Microcrystalline Cellulose Powder Manufacturing Process

Fine grade engineered microcrystalline cellulose excipients for direct


Microcrystalline cellulose (MCC) powder is a commonly used excipient in the pharmaceutical and food industries. It is a white, odorless, and tasteless powder that is derived from cellulose, a natural polymer found in plants. MCC is known for its excellent flow and compression properties, which make it ideal for use as a filler or binder in tablets, capsules, and other solid dosage forms. In this article, we will discuss the manufacturing process of MCC powder.

Raw Materials

The first step in the manufacturing process of MCC powder is the selection of raw materials. The primary raw material used in the process is wood pulp, which is obtained from different types of trees such as spruce, pine, and eucalyptus. The wood pulp is then treated with various chemicals to remove impurities and increase its cellulose content.


After the raw materials are selected, the next step is pulping. In this step, the wood pulp is mixed with water and chemicals such as sodium hydroxide and sodium sulfite to break down the fibers and separate the cellulose from other components such as lignin and hemicellulose.


Once the pulp is separated, it is then bleached to remove any residual impurities and to increase its whiteness. This is done using a combination of chemicals such as hydrogen peroxide and chlorine dioxide.
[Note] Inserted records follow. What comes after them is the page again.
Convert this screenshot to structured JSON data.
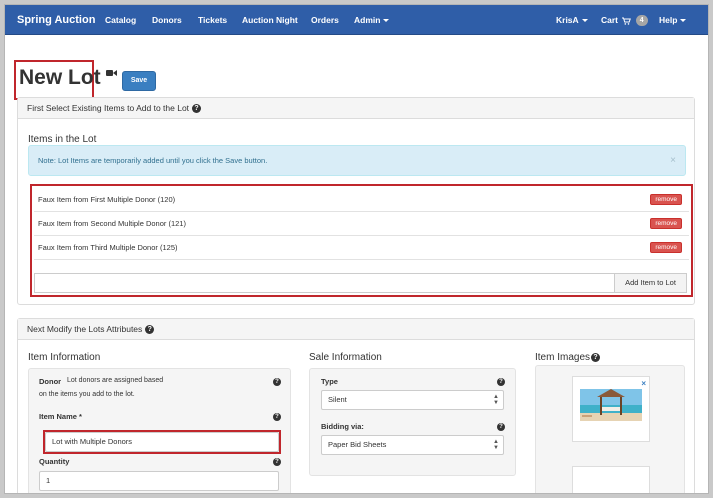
{
  "navbar": {
    "brand": "Spring Auction",
    "items": [
      "Catalog",
      "Donors",
      "Tickets",
      "Auction Night",
      "Orders"
    ],
    "admin": "Admin",
    "user": "KrisA",
    "cart": "Cart",
    "cart_count": "4",
    "help": "Help",
    "help_glyph": "?"
  },
  "page": {
    "title": "New Lot",
    "save_label": "Save"
  },
  "items_panel": {
    "heading": "First Select Existing Items to Add to the Lot",
    "help_glyph": "?",
    "section_title": "Items in the Lot",
    "note": "Note: Lot Items are temporarily added until you click the Save button.",
    "close_glyph": "×",
    "items": [
      "Faux Item from First Multiple Donor (120)",
      "Faux Item from Second Multiple Donor (121)",
      "Faux Item from Third Multiple Donor (125)"
    ],
    "remove_label": "remove",
    "add_value": "",
    "add_label": "Add Item to Lot"
  },
  "attributes_panel": {
    "heading": "Next Modify the Lots Attributes",
    "help_glyph": "?",
    "item_info": {
      "title": "Item Information",
      "donor_label": "Donor",
      "donor_text_1": "Lot donors are assigned based",
      "donor_text_2": "on the items you add to the lot.",
      "name_label": "Item Name *",
      "name_value": "Lot with Multiple Donors",
      "quantity_label": "Quantity",
      "quantity_value": "1"
    },
    "sale_info": {
      "title": "Sale Information",
      "type_label": "Type",
      "type_value": "Silent",
      "bidding_label": "Bidding via:",
      "bidding_value": "Paper Bid Sheets"
    },
    "images": {
      "title": "Item Images",
      "remove_glyph": "×"
    }
  },
  "colors": {
    "navbar": "#2f5ea8",
    "highlight": "#c0262c",
    "remove": "#d9534f",
    "save": "#3a7fc1",
    "alert_bg": "#d9edf7"
  },
  "icons": [
    "video-camera-icon",
    "cart-icon",
    "help-icon",
    "close-icon",
    "select-arrows-icon"
  ]
}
After bleaching, the cellulose is hydrolyzed using sulfuric acid to break down the long cellulose chains into shorter ones. This process results in the formation of microcrystalline cellulose.

Washing and Drying

The next step is washing and drying the microcrystalline cellulose. This is done to remove any residual acid and impurities. The MCC is washed with water and then dried using a spray dryer or a fluidized bed dryer.
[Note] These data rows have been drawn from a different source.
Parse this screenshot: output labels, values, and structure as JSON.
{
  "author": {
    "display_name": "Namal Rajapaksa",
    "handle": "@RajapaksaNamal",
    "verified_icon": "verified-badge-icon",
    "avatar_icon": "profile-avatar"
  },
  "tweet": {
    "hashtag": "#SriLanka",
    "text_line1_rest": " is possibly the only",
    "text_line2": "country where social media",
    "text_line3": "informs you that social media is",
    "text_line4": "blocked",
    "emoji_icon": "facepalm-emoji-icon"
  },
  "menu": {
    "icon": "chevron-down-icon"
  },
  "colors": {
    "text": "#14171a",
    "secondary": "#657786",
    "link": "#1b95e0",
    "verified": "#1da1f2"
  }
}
After drying, the MCC is then sized to the desired particle size. This is done using a milling machine, which grinds the MCC into a fine powder.


Finally, the MCC powder is packaged in airtight containers to prevent moisture and other contaminants from affecting its quality.


In conclusion, the manufacturing process of microcrystalline cellulose powder involves several steps, including selecting raw materials, pulping, bleaching, hydrolysis, washing and drying, sizing, and packaging. This process results in the production of a high-quality, versatile excipient that is widely used in the pharmaceutical and food industries.